Y bien, hoy Cavallo vuelve al gobierno, cuando se cumplen diez años de sus primeras medidas estabilizadoras. Pero el panorama ya no es el mismo. Ahora hay de todo, menos inflación, una recesión tan prolongada que se parece mucho a una depresión, un escasísimo margen de maniobra para la obtención de ingresos con nuevas privatizaciones, porque ya no queda nada que privatizar, y, en fin, unos mercados financieros internacionales reacios a revalidar su confianza en la marcha de su economía. Y, sin embargo Cavallo puede significar el inicio de la solución. Tiene personalidad, criterio, credibilidad internacional y buenas relaciones con la Administración de EE UU. Además, algunas cartas le quedan todavía: los niveles de deuda no son desmesurados, en relación al resto de Latinoamérica, el déficit presupuestario es abordable aún con dificultades, las reservas de divisas, razonables, una renta per cápita, cercana a los 8.000 dólares, de las más altas de la zona, una estabilidad y cohesión social muy por encima de la media y, sobre todo, un país con un inmenso potencial en recursos naturales y humanos.

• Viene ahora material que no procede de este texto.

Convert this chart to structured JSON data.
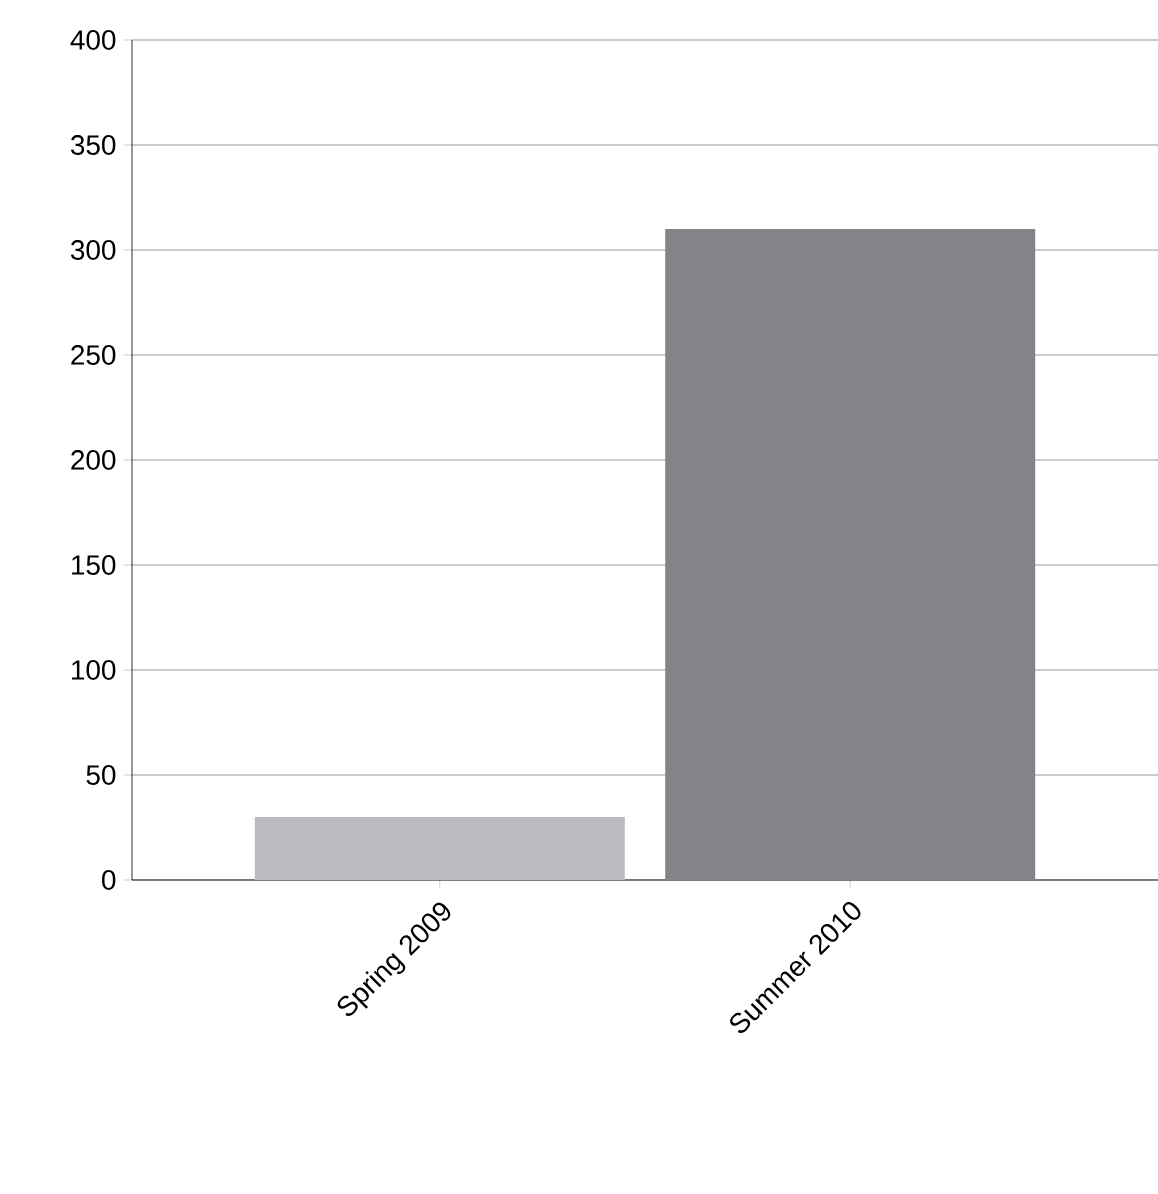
{
  "chart_data": {
    "type": "bar",
    "categories": [
      "Spring 2009",
      "Summer 2010"
    ],
    "values": [
      30,
      310
    ],
    "colors": [
      "#bbbcc0",
      "#838488"
    ],
    "ylim": [
      0,
      400
    ],
    "yticks": [
      0,
      50,
      100,
      150,
      200,
      250,
      300,
      350,
      400
    ],
    "grid": "y"
  }
}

Tan sólo resta esperar ahora que Cavallo, y de la Rúa, entiendan que, tras la eventual solución de la crisis a corto plazo, la principal batalla por librar en la economía argentina tiene que ver con la mejora de la competitividad real de las empresas argentinas. La modernización y promoción del tejido productivo argentino, es decir de su industria, su comercio y su turismo debe ser, desde ahora mismo, el principal objetivo de la nueva política económica. Si Cavallo quiere pasar a la historia, otra vez, sólo podrá hacerlo de la mano de un ambicioso plan de competitividad para las pequeñas y medianas empresas argentinas. Y si para ello necesita financiación no debería dudar en recurrir a aquellos organismos internacionales que hasta ahora, de manera tan callada y modesta, como eficaz, acumulan experiencia y saber hacer en tales menesteres.
Si esta vía, por el contrario, se descarta, me temo que, dentro de tres o cuatro años, habrá que volver a empezar, de nuevo.
Andrés García Reche es profesor de Economía Aplicada de la Universidad de Valencia.